As a former board member at St James High School, where I was a teacher for 19 years and four months, I can identify with Williams’ “I did not expel any student” comment because of my knowledge of how a problematic student could be separated from the school without going the expulsion route.

To put St James High School into context, when I went there as a young teacher in 1980, the school was a pariah among schools in Montego Bay. To be placed there was like a ‘batch of dishonour’. The school was seen as a nursery for gangs, so it was a school attended by top-flight enforcers of the Stone Crusher gang such as Rohan ‘Don’ Gordon, Cedric ‘Doggy’ Murray, and Delano ‘Bigga Crime’ Williams, who all became St James most wanted before they died. Added to that list is former Canterbury enforcers Omar ‘King Evil’ Lewis, and Hopeton ‘Sandokhan’ Brown, who both became America’s most wanted.

I was a part of the school board that selected Williams as principal in 2006 from a list of applicants, which included former education minister Ruel Reid. He was selected primarily because of the reputation he had developed as a no-nonsense disciplinarian as a teacher at St Ann’s Marcus Garvey High School, which, like St James High School, was an institution with renowned disciplinary challenges.

For context, in my time on the school’s board, I served as staff representative, parent-teacher association (PTA) representative, and, finally, as a community member. I served under the chairmanship of renowned figures such as George Duncan, Mark Kerr-Jarrett, Lee Bailey, Dr Simon Clarke and Bishop Conrad Pitkin.

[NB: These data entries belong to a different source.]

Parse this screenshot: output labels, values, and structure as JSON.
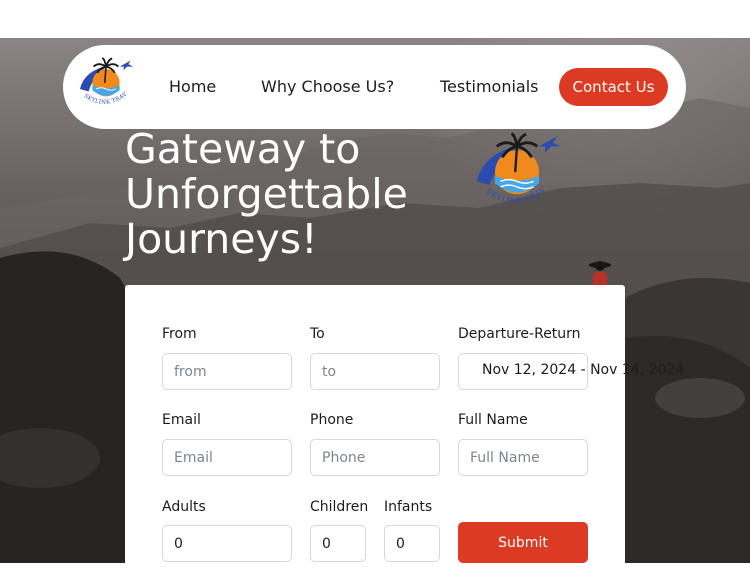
{
  "nav": {
    "logo_text": "SKYLINK TRAVELS",
    "links": [
      "Home",
      "Why Choose Us?",
      "Testimonials"
    ],
    "contact_label": "Contact Us"
  },
  "hero": {
    "title_lines": [
      "Gateway to",
      "Unforgettable",
      "Journeys!"
    ],
    "logo_text": "SKYLINK TRAVELS"
  },
  "form": {
    "from": {
      "label": "From",
      "placeholder": "from"
    },
    "to": {
      "label": "To",
      "placeholder": "to"
    },
    "dates": {
      "label": "Departure-Return",
      "value": "Nov 12, 2024 - Nov 14, 2024"
    },
    "email": {
      "label": "Email",
      "placeholder": "Email"
    },
    "phone": {
      "label": "Phone",
      "placeholder": "Phone"
    },
    "fullname": {
      "label": "Full Name",
      "placeholder": "Full Name"
    },
    "adults": {
      "label": "Adults",
      "value": "0"
    },
    "children": {
      "label": "Children",
      "value": "0"
    },
    "infants": {
      "label": "Infants",
      "value": "0"
    },
    "submit_label": "Submit"
  },
  "colors": {
    "accent": "#dc3a22",
    "logo_blue": "#2a4bb0",
    "logo_orange": "#f08a1c",
    "logo_sky": "#43a7e8"
  }
}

When Williams was appointed as principal, part of his mandate was to clean up the image of the school, which was at the time like an extension of the Barnett Street Police Station, where many students, especially those aligned to gangs, spent much of their time.

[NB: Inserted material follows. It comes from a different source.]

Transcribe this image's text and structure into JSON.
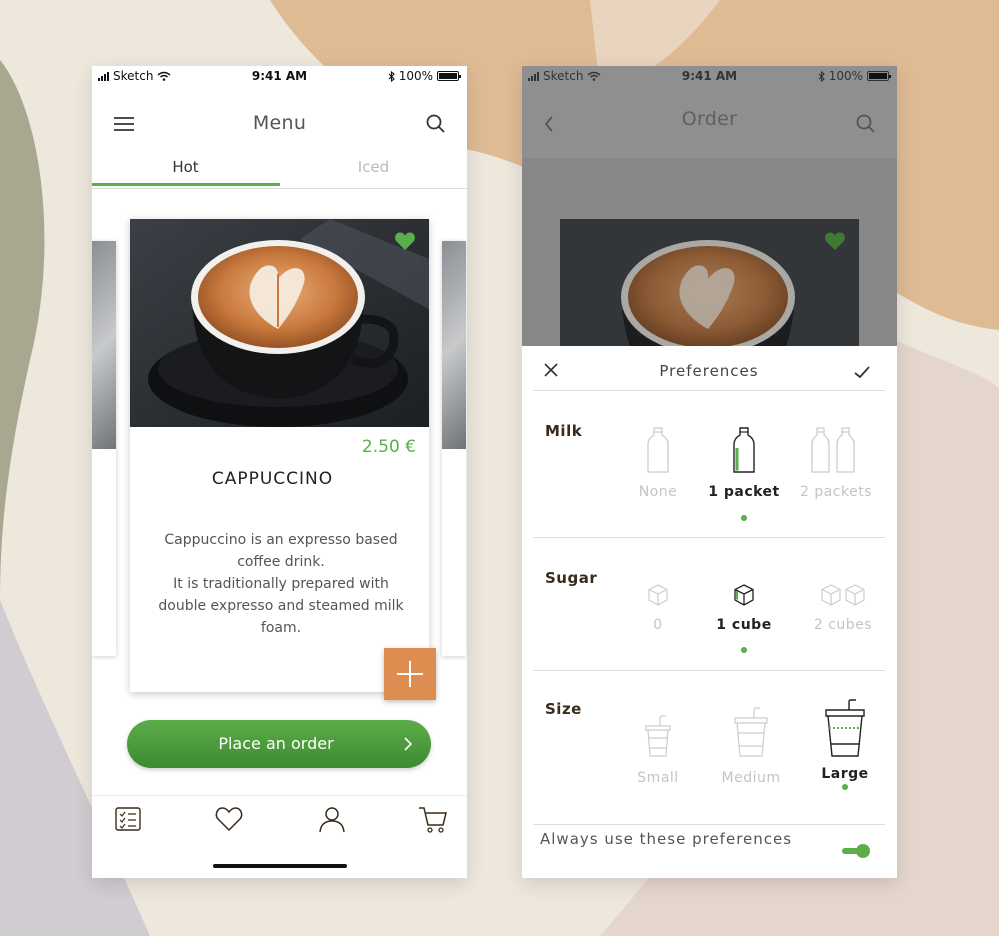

Prior to Williams’ arrival, and I suspect after he came, whenever a student became uncontrollable, instead of waiting around until he or she killed or maimed another student, the parents would be invited in and encouraged to withdraw their child. At times, it would take a little more than just gentle persuasion but, in most cases, the parents would withdraw those students and send them off to learn a trade.

TRADE-OFF ARRANGEMENTS

There were also cases of trade-off arrangements with other schools, especially in the case of female students who got pregnant. These students did not return to school after having their babies, but would be transferred to other schools, under a reciprocal arrangement with those schools, to complete their education.

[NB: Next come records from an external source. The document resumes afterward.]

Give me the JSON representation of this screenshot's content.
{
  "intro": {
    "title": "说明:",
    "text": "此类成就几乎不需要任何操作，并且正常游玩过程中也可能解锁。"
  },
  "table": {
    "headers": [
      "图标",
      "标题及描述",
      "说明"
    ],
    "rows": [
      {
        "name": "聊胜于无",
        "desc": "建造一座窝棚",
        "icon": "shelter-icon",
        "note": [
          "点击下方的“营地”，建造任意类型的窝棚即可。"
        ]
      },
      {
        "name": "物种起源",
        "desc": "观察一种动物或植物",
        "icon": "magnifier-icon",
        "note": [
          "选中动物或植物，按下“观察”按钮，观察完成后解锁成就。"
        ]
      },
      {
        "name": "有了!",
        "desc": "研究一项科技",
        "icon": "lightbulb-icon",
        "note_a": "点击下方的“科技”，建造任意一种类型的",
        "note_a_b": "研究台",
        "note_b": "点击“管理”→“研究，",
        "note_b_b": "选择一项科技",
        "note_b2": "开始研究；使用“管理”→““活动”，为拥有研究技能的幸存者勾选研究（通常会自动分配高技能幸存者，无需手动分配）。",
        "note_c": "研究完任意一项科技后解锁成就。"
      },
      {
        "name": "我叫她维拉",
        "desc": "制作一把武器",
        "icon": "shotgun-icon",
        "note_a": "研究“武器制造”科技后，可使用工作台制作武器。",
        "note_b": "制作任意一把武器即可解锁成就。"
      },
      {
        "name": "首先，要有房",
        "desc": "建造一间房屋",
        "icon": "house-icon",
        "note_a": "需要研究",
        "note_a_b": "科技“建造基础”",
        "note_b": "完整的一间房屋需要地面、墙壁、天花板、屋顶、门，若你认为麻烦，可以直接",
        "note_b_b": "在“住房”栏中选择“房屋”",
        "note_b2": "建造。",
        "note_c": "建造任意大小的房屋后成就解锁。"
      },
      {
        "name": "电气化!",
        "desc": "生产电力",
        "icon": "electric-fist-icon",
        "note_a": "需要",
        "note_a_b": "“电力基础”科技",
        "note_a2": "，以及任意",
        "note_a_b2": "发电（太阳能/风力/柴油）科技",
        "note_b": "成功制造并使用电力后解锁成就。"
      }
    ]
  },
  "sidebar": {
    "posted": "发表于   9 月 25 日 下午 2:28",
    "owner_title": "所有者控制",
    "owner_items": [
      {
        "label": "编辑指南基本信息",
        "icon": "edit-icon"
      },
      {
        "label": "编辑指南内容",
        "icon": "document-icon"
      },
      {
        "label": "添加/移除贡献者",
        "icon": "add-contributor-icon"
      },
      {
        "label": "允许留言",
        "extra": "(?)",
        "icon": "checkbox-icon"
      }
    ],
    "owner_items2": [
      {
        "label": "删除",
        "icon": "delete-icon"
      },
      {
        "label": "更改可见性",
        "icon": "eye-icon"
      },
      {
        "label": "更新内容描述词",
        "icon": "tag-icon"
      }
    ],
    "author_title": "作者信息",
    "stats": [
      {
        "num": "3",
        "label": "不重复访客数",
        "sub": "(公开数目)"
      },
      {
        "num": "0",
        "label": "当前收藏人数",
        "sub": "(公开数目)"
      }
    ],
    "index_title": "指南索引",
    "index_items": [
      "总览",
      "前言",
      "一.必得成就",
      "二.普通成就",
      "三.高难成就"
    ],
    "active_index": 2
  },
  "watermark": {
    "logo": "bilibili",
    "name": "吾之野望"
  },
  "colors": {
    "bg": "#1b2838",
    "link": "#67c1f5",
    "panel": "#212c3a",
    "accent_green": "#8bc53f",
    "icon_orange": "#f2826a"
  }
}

It should be noted that, during my time at St James High School, I saw students killed on the compound, I saw a student’s hand being severed, I saw a student footballer having one of his eyes plucked out from a stab would, I saw a student disarm a police officer, and hearing gunshots being fired in the bushes around the school all, but became routine.

To see the transformation that has taken place at St James High under William’s leadership has been a joy to watch. The school is now doing better in external examinations than many schools with much better reputations. The institution has joined the ranks of schools that have won the DaCosta Cup, symbol of rural schoolboy football supremacy; and is now the preferred school for many students leaving the primary level.

I have heard some aggrieved parents accusing Williams of being a dictator, and being uncouth, but for his students, especially those who are from single-parent home, he is the other father figure they know, so it is no surprise that his nickname at the school is ‘Daddy’.

Having worked with Williams on several school boards over the years, I have seen the passion he takes to his job as principal and, while he is not a perfect man, he is a man with good intentions, and I am sure that that is what was seen when he was made LASCO Principal of the Year in 2018-2019.

Williams is now being investigated by the current school board over the recent ‘so-called’ expulsions, however, while he is clearly under pressure, I believe that once he did not deviate from the ‘gentle persuasion’, which sees problematic students being separated from the school with the support of their parents, he should have nothing to worry about.